Although the Workshop was created in 1945, its heyday was the late 1950's and early 1960's. Among the plays it presented were Brendan Behan's The Quare Fellow and The Hostage; Shelagh Delaney's A Taste of Honey (which was filmed, starring the young Rita Tushingham); Lionel Bart's Fings Ain't Wot They Used T'Be; Stephen Lewis' Sparrers Can't Sing and, of course, the hugely popular Oh! What a Lovely War.
Littlewood's preferred technique of improvisation, rapid rewrites and a mix of words, songs and jokes owed a lot to the music-hall tradition. This was an art form mainly enjoyed by the working class, and she saw it (as Lilian Baylis had before her) as her mission in life to bring theatre to the working classes.

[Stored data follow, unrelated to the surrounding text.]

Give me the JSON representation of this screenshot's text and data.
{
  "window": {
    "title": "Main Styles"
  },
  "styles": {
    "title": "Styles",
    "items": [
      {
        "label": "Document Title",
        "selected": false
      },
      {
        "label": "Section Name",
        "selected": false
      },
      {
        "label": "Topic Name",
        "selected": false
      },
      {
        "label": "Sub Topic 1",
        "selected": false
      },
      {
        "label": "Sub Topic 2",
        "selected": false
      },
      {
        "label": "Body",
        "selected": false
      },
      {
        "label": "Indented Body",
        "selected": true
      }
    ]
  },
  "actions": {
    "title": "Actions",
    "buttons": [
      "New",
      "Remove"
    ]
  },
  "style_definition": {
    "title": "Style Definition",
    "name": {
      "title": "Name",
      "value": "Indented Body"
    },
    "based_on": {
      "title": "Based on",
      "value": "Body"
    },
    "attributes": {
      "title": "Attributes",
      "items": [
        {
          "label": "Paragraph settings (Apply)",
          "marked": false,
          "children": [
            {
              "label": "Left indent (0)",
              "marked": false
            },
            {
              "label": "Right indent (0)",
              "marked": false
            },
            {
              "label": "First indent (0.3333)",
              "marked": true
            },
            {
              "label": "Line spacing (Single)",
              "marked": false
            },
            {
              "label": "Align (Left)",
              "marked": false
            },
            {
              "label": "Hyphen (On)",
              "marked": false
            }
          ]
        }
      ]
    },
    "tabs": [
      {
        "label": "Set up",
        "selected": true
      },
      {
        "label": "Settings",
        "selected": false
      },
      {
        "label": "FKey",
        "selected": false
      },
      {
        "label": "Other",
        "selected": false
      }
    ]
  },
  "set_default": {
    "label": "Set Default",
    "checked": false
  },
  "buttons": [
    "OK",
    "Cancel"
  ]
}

In this she was only partly successful, but she certainly attracted a wide range of new, young, often working-class actors and writers, whose tradition of ensemble work, improvisation and collective creativity came to its greatest fruition in Oh! What A Lovely War in 1963. The musical was an immediate hit and has remained one, with a particularly successful production by Ian Talbot at the Open Air Theatre, Regent's Park this summer.
After her partner Gerry Raffles died in 1975, Littlewood moved to France, where she died, in Paris, on Sept. 20. Although her best work was produced over 40 years ago or more, she remained a legendary figure within theatrical circles, and her death marks the final, belated end of one of the most exciting chapters in mid-twentieth-century British theatre.